Hizo una pausa. Todo aquello parecía producirle un excesivo horror. Volvió a beber agua, se reclinó en su butaca, y prosiguió:

—Me hubiera gustado mucho que hubiese venido usted a nuestras reuniones. No por los temas que tratábamos, que era lo de menos, sino por cómo lo hacíamos. Yo me empeñé, hasta donde me fue posible, hacer de ustedes personas educadas. ¿Sabe? Me imagino que se lo habrán dicho sus compañeros, pero antes de comenzar cualquier reunión aquí en mi casa leíamos el capítulo de Gelio, y unas leyes o mandamientos que teníamos que cumplir a rajatabla. Los más importantes eran tres: no se permiten las carcajadas, levantar la voz, ni, lo más importante, interrumpir a quien está hablando. Y mucho menos, añadí yo poco después, el que el de la esquina norte de la mesa hable con el de la esquina sur, cruzando palabras como si fueran sables. Y por encima de las de quienes están en el centro que hablan con quien les peta, y perdón por la expresión.

—¿Y consiguieron —le pregunté un tanto asombrado— cumplir con esas reglas a rajatabla?

Se repantigó en su butaca. Una enorme sonrisa de satisfacción iluminó su rostro.

—No veo nunca la televisión —me confesó—, pero un día vino un compañero suyo con un lápiz electrónico y un ordenador. Me puso un programa en el que había participado uno de sus compañeros. Era un programa en el que un periodista preguntaba a varias personas… A mi querido alumno lo interrumpieron dos veces. A la tercera, se ve en la grabación, se quitó el micrófono y se fue. Dijo que no estaba acostumbrado a los gritos y a las faltas de respeto.

—Supongo que no ganaría las elecciones.

—No se presentaba a ninguna.

—Entonces hizo bien. En este país la virtud y la política son dos cosas totalmente distintas.

—Sí, pero eso nos está alejando de nuestro tema. Maiora canamus. Siento que no participara en aquellas reuniones. Lo siento de verdad. Y por eso mismo he querido regalarle a usted el libro de Gelio. Pero no quiero que me malinterprete. Recuerde lo que siempre decía en clase, quod natura non dat, Salamantica non praestat. Desde ese punto de vista a usted no le hace falta. Pero se lo quiero regalar.

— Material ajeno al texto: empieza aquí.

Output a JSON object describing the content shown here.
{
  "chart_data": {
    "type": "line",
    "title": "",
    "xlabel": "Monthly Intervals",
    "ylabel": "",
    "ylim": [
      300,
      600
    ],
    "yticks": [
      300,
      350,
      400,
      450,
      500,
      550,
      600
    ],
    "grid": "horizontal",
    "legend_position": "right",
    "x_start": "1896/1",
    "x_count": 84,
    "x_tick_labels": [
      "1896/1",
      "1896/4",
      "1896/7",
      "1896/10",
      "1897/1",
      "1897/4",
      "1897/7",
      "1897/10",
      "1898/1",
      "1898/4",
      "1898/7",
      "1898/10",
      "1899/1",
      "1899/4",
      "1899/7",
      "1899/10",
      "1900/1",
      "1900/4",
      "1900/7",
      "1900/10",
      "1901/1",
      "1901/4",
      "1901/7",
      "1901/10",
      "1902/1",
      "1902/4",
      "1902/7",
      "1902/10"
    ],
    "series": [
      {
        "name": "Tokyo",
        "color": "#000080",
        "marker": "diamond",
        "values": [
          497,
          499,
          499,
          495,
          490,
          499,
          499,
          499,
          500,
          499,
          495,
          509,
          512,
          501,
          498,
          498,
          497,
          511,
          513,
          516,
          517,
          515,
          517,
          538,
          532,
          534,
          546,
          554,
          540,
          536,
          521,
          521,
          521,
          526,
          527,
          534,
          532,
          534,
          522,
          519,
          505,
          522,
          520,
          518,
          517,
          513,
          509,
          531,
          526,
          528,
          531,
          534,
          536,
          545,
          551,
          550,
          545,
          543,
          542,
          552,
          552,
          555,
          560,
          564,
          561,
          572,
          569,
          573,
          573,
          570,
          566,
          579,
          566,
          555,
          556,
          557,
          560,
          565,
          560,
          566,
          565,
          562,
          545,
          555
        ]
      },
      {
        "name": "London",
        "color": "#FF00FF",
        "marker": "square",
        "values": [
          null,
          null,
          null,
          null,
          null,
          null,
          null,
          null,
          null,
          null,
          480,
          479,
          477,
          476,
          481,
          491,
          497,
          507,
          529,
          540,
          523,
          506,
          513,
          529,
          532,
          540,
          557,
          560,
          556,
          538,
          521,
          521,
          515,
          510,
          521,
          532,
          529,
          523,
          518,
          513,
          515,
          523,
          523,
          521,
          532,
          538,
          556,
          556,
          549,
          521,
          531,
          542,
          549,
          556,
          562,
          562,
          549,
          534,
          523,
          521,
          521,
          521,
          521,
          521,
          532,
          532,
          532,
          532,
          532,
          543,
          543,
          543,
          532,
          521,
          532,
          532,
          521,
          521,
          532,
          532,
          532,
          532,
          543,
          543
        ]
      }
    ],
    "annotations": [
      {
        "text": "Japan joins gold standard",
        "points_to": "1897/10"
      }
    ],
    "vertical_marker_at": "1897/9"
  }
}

Tenía el libro sobre la mesa, envuelto en un fino papel de regalo.

—El que no viniera a las reuniones no quiere decir que no sepa mantener un diálogo sin interrumpir a nadie.

—Me lo acaba de demostrar, pero lea el libro.

Me lo alargó y lo cogí.

—Le recuerdo que no sé latín.

—Pero todavía es joven, y puede aprenderlo. Vale la pena para acceder a las palabras de las Noches áticas. Qué nombre más precioso. Qué bello.

Y diciendo esto me tendió la mano. Intuí que estaba pensando que nunca más nos volveríamos a ver. Aquel era su legado. Y era el mejor legado que podía dejar un verdadero maestro. Sit tibi terra levis.